Since Spark 3.4, SparkSession.sql(…) supports the use of named parameters in SQL queries:
public Dataset<Row> sql(String sqlText, Map<String,Object> args)
Executes a SQL query substituting named parameters by the given arguments
Unfortunately, the Javadoc is silent about how to specify the named parameters in the SQL query, and in other documentation, a variety of different forms can be found, e.g.
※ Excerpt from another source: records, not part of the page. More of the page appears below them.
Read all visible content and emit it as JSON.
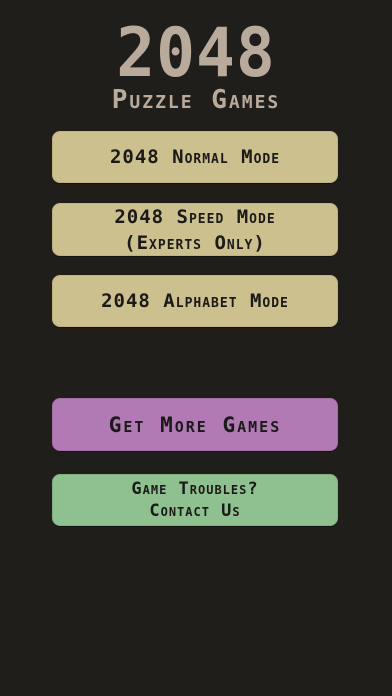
{
  "header": {
    "title": "2048",
    "subtitle": "Puzzle Games"
  },
  "menu": {
    "normal_mode": "2048 Normal Mode",
    "speed_mode_line1": "2048 Speed Mode",
    "speed_mode_line2": "(Experts Only)",
    "alphabet_mode": "2048 Alphabet Mode",
    "more_games": "Get More Games",
    "troubles_line1": "Game Troubles?",
    "troubles_line2": "Contact Us"
  },
  "colors": {
    "background": "#201e1b",
    "title_text": "#b9ab9c",
    "mode_button": "#cdc08f",
    "more_games_button": "#b27ab5",
    "contact_button": "#8fc08f"
  }
}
- In the pyspark API reference:
{param}
- In the Spark SQL reference docs:
:param
- In answers to similar SO questions, and in other sources:
${param}
However, none of these work for me, even though spark.sql.variable.substitute
is set to true in my context:
//These throw syntax exceptions because the parameter is not substituted
spark.sql("SELECT * FROM {table}", Map.of("table", "my_table"));
spark.sql("SELECT * FROM {table}", Map.of("{table}", "my_table"));
spark.sql("SELECT * FROM :table", Map.of("table", "my_table"));
spark.sql("SELECT * FROM :table", Map.of(":table", "my_table"));
//These replace the parameter with an empty string
spark.sql("SELECT * FROM ${table}", Map.of("table", "my_table"));
spark.sql("SELECT * FROM ${table}", Map.of("${table}", "my_table"));
The ${param}
form looks slightly more promising than the rest, because at least something happens to the query string.
So, long story short: What is the definitive correct form for named parameters, and how do I pass the values for them?